In the asymmetric wars that have characterized the post-9/11 conflict horizon, our adversaries have been unable to challenge U.S. control of the skies. Now used primarily for close air support and the hauling of gear and supplies for ground troops, the U.S. Air Force has been left to wonder whether its pilots will ever again be called upon to perform their most prestigious of missions -- air-to-air combat.

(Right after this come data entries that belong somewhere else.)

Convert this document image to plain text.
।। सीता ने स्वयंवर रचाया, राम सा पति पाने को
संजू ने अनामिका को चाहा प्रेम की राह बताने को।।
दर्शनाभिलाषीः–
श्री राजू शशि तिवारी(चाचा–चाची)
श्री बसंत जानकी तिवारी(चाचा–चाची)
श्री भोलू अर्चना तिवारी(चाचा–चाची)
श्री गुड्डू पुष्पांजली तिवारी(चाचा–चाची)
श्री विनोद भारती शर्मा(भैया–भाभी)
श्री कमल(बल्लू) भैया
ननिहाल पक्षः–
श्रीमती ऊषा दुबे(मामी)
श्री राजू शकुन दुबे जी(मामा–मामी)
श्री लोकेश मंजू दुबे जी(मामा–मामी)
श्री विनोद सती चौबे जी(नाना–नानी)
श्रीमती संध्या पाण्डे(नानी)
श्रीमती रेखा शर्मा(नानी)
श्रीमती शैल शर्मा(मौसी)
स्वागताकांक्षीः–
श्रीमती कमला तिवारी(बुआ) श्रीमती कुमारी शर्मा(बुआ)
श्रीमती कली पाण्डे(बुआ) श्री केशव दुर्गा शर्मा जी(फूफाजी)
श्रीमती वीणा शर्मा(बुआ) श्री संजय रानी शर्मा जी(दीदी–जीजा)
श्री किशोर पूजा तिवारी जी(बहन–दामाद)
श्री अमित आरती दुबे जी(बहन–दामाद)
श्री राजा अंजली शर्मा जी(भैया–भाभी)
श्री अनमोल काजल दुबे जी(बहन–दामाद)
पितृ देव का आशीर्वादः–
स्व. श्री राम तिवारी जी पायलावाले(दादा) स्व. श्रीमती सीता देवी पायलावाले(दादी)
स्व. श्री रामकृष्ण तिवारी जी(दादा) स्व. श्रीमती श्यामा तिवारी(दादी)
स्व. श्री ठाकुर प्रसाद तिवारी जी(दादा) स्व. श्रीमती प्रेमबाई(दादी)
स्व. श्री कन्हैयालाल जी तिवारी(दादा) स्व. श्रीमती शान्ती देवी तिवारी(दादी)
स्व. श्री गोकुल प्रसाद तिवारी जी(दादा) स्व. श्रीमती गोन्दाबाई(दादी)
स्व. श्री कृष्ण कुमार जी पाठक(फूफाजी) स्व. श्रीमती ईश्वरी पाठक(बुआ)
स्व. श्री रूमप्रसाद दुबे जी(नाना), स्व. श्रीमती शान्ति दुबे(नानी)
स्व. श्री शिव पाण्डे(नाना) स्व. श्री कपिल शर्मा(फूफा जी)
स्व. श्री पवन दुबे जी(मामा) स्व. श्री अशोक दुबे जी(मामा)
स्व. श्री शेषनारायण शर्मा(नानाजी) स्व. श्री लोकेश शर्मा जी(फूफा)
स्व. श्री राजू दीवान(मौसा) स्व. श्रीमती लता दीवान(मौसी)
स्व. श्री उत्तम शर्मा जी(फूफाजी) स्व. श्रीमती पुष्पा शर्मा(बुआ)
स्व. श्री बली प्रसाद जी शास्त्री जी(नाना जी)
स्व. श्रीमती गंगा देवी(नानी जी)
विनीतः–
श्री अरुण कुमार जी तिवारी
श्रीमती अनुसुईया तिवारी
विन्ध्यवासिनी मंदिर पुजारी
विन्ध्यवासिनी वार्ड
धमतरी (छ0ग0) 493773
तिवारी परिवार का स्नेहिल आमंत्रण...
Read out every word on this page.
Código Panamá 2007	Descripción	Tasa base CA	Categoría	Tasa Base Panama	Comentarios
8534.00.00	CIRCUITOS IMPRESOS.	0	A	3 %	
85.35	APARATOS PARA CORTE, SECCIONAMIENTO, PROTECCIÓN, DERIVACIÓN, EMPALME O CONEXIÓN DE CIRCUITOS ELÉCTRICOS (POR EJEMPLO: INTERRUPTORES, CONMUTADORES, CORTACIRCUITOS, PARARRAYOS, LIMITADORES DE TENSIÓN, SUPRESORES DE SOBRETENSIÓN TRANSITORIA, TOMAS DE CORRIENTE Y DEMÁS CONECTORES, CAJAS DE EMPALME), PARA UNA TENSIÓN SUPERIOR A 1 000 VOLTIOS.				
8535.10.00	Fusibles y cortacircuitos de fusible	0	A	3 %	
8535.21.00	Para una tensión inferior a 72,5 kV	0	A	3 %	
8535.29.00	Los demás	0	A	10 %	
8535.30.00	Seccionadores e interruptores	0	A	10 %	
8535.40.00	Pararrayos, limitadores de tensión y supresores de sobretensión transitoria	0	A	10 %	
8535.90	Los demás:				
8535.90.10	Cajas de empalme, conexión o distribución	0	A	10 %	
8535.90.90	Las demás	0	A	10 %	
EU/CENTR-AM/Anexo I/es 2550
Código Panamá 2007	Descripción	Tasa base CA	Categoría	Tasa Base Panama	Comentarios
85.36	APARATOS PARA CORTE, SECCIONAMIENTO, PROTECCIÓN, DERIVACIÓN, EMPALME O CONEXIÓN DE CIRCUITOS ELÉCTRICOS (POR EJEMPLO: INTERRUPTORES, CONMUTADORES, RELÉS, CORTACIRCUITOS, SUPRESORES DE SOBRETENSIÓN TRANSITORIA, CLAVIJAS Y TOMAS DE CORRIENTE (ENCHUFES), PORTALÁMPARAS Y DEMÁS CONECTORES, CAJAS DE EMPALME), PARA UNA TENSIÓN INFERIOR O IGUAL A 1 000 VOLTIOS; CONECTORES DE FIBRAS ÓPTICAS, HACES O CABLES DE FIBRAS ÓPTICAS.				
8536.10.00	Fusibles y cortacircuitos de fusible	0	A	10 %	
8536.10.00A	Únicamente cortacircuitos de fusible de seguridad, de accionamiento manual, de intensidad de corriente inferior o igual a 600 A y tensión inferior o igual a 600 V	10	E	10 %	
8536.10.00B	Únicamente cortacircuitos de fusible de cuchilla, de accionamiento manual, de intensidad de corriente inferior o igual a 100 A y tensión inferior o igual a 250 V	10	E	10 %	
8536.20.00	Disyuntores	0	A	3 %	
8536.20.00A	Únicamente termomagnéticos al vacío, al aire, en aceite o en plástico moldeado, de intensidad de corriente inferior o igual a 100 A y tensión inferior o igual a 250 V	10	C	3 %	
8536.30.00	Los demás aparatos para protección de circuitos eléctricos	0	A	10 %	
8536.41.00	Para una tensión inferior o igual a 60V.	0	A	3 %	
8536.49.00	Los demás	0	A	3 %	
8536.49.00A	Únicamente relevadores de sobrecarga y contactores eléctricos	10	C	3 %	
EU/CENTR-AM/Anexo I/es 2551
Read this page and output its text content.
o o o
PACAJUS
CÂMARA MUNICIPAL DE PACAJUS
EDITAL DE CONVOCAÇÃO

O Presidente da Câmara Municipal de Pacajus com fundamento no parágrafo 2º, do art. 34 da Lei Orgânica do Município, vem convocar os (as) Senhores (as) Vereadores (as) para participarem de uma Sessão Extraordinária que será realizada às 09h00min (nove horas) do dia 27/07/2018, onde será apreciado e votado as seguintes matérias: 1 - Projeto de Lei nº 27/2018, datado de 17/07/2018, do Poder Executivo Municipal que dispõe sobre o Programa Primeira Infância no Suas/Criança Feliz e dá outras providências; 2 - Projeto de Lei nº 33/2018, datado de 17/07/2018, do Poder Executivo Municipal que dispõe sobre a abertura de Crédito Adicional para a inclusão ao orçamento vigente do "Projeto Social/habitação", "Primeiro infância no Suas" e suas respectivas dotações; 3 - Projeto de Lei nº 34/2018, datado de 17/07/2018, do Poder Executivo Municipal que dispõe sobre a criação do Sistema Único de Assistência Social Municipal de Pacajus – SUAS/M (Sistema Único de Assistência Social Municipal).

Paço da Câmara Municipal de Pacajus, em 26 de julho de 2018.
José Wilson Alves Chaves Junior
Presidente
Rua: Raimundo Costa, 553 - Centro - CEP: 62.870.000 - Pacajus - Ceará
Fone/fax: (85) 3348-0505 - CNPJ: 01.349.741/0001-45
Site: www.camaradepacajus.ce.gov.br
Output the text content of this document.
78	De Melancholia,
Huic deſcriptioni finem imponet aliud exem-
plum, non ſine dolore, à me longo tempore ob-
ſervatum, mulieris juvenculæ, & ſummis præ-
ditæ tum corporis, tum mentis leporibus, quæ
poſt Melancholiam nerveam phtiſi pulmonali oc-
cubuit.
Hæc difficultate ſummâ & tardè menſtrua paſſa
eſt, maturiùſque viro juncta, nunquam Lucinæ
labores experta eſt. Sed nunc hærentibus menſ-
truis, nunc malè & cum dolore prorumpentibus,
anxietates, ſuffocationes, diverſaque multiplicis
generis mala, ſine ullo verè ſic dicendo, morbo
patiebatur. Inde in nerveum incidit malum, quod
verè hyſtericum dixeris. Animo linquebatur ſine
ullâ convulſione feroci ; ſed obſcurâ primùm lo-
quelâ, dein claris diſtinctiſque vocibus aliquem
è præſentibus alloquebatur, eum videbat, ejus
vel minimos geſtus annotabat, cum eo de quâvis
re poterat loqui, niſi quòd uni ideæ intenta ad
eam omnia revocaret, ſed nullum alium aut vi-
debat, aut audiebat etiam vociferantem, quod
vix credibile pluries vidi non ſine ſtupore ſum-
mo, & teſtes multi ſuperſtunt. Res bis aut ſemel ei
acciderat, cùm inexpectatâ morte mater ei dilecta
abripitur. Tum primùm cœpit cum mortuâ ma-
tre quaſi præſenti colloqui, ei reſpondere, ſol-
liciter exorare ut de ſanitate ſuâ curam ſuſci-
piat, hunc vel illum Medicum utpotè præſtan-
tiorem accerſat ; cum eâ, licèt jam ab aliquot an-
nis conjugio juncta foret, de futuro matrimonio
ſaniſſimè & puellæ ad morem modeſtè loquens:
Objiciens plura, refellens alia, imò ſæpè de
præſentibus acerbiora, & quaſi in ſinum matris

As a result, the Air Force has been actively looking for new missions. It has bought hundreds of unmanned aerial vehicles (UAVs), machines that have proven invaluable to ground forces fighting in Iraq and Afghanistan, providing constant, real-time surveillance of an unconventional battlefield where enemy combatants camouflage themselves in the human terrain of the general population. These UAVs, the Predator being the most well-known, have been armed -- first by the CIA, and later by the Air Force -- with laser-guided weapons that may be aimed and fired by operators half a world away. This is the ultimate expression of the "Nintendo war," and the side of it most envisioned following the 1991 Gulf War.
But the other side of the Nintendo war is in cyberspace, where Information Technology (IT) keeps Predators in touch with their operators. Satellites, fiber optics and computers connect the contemporary military to an unimaginably detailed information-picture of the battlefield. Where President Lyndon B. Johnson spent hours poring over maps and reconnaissance photographs to micromanage the war in Vietnam, today's commanders can watch operations unfold live before their eyes with a fusion of images taken at the point of contact and from satellites 300 miles above it.